The responses of local governments to the pending crisis have varied. In Georgia, the governor has suspended some limitations on the hours of truck drivers, in an effort to facilitate the transportation of gas into the state. North Carolina has done this but has also gone a step further in activating its so-called Price-Gouging Law. This law prohibits the charging of prices that are “unreasonably excessive” during a declared state of emergency or time of “abnormal market disruption”. The law is somewhat vague about what constitutes an “unreasonably excessive” price, but the general intent is to put a damper on prices.
However, enforcement of the law is left up to the state Attorney General. Given that the Attorney General is a popularly elected public official who also happens to be running for governor, the interpretation of “unreasonably excessive” is likely to be excessively political.
Indeed, the law incentivizes the Attorney General to take the strictest interpretation of the law in order to collect a few, well-placed scalps, while also ensuring that consumers spend an ever-larger part of their day waiting in gas lines for fuel whose price is artificially low.
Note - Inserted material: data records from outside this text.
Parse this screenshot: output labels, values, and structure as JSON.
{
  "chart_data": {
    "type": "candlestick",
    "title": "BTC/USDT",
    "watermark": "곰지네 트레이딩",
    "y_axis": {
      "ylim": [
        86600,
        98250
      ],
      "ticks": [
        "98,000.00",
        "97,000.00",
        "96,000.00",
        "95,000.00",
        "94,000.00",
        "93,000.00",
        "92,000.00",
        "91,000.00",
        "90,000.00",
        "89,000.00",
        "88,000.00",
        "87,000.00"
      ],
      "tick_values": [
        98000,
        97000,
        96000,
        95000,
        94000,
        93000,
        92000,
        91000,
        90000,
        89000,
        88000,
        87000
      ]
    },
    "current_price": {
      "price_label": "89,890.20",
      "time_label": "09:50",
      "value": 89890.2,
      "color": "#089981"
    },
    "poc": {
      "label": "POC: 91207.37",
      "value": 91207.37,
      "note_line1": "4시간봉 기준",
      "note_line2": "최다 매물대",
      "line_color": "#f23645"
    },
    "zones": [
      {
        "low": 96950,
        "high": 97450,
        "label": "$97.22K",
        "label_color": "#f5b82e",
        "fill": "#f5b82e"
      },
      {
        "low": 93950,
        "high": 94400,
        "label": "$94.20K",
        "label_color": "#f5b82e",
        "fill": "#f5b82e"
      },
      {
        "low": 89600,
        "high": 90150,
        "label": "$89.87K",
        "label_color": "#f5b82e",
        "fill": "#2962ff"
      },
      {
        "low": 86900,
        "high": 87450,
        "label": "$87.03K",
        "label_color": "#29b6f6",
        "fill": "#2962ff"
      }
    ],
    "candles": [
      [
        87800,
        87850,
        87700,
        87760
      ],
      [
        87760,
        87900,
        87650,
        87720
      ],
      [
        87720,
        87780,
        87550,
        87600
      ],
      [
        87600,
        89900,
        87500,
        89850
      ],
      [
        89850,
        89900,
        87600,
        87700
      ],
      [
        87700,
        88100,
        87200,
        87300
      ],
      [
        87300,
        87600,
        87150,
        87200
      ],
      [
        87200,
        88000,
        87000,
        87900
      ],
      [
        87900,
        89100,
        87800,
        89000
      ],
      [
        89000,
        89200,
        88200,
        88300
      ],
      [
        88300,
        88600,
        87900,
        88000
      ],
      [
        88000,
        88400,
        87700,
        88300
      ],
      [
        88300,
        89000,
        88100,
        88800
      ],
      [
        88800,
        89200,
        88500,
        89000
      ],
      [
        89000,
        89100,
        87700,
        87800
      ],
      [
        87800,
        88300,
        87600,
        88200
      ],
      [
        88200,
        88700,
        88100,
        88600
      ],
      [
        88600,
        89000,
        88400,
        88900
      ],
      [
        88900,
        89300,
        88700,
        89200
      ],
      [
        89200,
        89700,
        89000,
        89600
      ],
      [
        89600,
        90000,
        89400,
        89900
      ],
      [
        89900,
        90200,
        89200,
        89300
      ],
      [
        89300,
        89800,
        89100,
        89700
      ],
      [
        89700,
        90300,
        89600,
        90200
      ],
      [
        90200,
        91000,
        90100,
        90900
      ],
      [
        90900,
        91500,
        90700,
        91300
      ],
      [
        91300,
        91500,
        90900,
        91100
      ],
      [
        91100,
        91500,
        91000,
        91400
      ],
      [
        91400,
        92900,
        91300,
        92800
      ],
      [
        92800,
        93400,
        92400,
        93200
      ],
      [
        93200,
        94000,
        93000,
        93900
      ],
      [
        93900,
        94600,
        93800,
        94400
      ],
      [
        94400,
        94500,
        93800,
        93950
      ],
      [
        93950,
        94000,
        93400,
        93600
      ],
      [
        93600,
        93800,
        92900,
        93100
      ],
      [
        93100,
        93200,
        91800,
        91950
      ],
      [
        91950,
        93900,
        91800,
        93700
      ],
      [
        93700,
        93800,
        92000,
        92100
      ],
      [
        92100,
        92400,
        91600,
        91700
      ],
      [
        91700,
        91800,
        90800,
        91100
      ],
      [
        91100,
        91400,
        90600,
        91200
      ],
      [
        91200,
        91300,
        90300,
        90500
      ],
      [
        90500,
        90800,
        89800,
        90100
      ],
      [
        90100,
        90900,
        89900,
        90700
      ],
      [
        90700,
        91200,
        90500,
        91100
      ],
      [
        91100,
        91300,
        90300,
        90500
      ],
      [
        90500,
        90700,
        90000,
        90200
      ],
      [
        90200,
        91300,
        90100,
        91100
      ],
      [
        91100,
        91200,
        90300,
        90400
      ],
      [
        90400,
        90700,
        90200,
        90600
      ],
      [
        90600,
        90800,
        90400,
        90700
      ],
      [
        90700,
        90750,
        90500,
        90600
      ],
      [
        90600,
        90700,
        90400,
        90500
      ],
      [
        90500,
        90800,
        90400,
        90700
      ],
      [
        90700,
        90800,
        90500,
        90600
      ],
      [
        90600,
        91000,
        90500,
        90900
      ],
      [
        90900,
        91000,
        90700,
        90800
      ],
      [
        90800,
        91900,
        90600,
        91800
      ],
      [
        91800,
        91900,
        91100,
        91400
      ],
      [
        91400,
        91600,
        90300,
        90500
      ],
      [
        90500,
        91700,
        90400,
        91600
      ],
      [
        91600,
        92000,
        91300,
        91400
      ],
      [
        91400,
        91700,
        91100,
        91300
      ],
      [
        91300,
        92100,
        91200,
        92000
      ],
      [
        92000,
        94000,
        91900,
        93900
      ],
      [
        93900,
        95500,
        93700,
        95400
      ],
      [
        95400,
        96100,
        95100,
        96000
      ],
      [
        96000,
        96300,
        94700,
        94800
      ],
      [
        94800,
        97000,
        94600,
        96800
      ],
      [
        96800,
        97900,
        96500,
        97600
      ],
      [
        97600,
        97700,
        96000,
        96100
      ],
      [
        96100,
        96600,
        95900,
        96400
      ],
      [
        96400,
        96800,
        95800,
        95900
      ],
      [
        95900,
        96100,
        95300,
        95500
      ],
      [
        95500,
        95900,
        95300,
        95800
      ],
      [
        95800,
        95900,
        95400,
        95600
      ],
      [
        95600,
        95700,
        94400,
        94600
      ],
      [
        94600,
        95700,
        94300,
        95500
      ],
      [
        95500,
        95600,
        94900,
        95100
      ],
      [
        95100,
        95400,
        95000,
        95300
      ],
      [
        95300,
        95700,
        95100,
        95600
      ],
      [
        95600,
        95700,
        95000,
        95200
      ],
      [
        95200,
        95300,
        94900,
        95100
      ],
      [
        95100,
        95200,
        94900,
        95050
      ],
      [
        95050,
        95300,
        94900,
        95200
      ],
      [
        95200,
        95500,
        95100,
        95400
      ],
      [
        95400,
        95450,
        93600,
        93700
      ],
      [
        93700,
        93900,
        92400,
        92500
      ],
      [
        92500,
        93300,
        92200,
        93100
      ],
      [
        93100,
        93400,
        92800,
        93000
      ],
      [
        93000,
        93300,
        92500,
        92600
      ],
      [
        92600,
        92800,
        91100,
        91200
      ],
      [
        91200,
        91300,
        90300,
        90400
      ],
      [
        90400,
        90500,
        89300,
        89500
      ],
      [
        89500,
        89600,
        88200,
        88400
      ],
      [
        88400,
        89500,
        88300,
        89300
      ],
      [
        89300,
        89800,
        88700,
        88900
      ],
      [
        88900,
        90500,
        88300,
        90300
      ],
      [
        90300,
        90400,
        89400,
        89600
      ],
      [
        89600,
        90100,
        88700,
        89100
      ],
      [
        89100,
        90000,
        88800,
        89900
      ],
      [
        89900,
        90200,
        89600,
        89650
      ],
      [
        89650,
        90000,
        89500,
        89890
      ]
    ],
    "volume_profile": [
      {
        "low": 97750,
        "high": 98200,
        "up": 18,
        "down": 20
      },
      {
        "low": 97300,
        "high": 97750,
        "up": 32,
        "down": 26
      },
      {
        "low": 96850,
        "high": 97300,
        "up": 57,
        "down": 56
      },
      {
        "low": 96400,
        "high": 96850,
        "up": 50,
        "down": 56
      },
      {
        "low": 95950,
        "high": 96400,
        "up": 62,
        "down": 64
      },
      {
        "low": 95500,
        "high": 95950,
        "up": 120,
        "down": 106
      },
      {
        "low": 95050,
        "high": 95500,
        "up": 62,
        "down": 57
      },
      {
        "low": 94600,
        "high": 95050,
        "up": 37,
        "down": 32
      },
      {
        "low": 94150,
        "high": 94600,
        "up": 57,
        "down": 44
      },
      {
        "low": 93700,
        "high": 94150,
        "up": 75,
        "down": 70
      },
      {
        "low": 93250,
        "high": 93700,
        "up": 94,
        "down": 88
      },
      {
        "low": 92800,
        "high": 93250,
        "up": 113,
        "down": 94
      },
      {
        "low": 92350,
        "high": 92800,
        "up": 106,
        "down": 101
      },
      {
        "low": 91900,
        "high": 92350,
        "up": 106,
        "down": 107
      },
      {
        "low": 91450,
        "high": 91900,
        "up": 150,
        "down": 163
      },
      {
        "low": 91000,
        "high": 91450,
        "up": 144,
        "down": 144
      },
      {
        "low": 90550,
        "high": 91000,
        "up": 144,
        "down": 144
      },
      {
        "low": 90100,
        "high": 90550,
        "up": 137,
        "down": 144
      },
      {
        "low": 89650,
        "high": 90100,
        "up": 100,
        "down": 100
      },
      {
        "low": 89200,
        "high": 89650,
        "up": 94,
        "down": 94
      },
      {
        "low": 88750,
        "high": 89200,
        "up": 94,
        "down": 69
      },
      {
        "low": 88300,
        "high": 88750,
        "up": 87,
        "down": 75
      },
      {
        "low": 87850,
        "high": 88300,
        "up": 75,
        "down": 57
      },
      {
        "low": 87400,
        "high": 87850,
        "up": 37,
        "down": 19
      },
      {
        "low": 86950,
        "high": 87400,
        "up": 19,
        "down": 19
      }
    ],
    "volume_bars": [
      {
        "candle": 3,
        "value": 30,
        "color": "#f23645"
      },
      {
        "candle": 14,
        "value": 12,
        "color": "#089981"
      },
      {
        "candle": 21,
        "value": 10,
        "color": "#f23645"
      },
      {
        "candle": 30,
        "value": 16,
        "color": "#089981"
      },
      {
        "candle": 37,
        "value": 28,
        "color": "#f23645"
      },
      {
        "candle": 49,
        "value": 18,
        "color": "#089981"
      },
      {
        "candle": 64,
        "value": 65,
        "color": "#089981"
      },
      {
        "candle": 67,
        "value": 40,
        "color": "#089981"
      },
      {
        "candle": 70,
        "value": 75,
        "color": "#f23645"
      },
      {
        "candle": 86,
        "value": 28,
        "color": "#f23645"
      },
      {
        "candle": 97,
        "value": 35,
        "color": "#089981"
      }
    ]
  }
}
Higher prices would encourage more frugality on the part of consumers while the supply shortage exists. Artificially lower prices incentivize no change in behavior and only ensure that more people will spend more time waiting in longer lines.
At present, it is unknown how long it will take to repair the leaking pipeline and restore gas supply levels to normal. With both prices and frustration soaring, how painful the crisis is will depend, in large part, on how aggressively state and local governments attempt to alleviate it.